Daniel if you feel the need to let people know who you are that is great but for me you shall always be celtic Tiger.


----------



## Xue Sheng (Dec 14, 2008)

Daniel Sullivan said:


> And because I just passed my MT second dan blackbelt test with this thread
> 
> Daniel


 
Congratulations Daniel... fteh MT poster formally known as Celtic Tiger... IF that is of course who you REALLY are.


----------



## grydth (Dec 14, 2008)

Daniel Sullivan said:


> Because I can see things noone else can see, do things noone else can do.
> 
> Daniel



Poor fellow! You now sound totally different..... something intangible is just missing...... can you go back?   :angel:    We will all promise to forget we ever read any of this.


----------



## IcemanSK (Dec 14, 2008)

An official Welcome to you, Daniel. 


I still forget my name. I'll have to ask Mrs.
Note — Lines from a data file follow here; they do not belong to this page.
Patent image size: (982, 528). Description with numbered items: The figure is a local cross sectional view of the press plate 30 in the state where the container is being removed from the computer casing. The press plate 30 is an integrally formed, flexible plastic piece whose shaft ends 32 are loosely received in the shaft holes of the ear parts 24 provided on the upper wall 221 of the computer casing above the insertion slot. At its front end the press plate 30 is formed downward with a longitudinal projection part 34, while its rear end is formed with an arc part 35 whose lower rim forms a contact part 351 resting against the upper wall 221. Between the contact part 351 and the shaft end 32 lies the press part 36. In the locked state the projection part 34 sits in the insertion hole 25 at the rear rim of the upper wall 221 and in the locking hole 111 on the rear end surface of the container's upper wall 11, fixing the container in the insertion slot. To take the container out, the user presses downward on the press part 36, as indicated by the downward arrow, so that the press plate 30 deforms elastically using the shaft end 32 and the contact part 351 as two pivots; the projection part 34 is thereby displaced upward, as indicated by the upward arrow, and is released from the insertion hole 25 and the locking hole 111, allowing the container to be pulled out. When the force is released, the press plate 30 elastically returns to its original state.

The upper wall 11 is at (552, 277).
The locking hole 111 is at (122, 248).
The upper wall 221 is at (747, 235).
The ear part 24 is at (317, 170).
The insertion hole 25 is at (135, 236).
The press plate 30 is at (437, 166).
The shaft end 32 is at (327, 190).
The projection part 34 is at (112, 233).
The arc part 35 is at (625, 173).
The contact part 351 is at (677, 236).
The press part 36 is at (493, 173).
IcemanSK:mst:


----------



## terryl965 (Dec 14, 2008)

IcemanSK said:


> An official Welcome to you, Daniel.
> 
> 
> I still forget my name. I'll have to ask Mrs. IcemanSK:mst:


 
You and me both, maybe we have taken to many kicks to the head over the years.


----------



## Gordon Nore (Dec 14, 2008)

Daniel Sullivan said:


> After quite some time of posting under the name, Celtic Tiger, I am now just posting under my name, Daniel Sullivan.  I'm still the Celtic Tiger at heart, but no need to wear it as a patch on my dobok, lol.
> 
> Daniel



Welcome in from the cold, Daniel. 

Gord


----------



## Drac (Dec 14, 2008)

Xue Sheng said:


> Congratulations Daniel... fteh MT poster formally known as Celtic Tiger... IF that is of course who you REALLY are.


 
Careful Daniel or he wil start that you've offended my family shtick...


----------



## Kacey (Dec 14, 2008)

Welcome in your new/real identity!

When I first joined, I was concerned about using my "real" name - but at this point so many people know my as Kacey (which is my initials - K. C.) that I don't know that I'd want to change it at this point.


----------



## MasterWright (Dec 14, 2008)

Daniel Sun, Snatch these pebbles from my hand... sorry, two different movies. 

I don't whatever name that you choose to be referred to because you are a great guy just the same.


----------



## 14 Kempo (Dec 15, 2008)

Welcome to the world of "I am who I am" ...


----------



## Brian R. VanCise (Dec 15, 2008)

Yes Xue and I are just concerned with what happened to our friend Celtic Tiger. 
	

	
	
		
		

		
			





  If you are really him please provide us with some details?


----------



## Daniel Sullivan (Dec 15, 2008)

exile said:


> Warm greeting to your undisguised self, Daniel!
> 
> ... but what made you decide to drop the Celtic Tiger moniker, if I might ask?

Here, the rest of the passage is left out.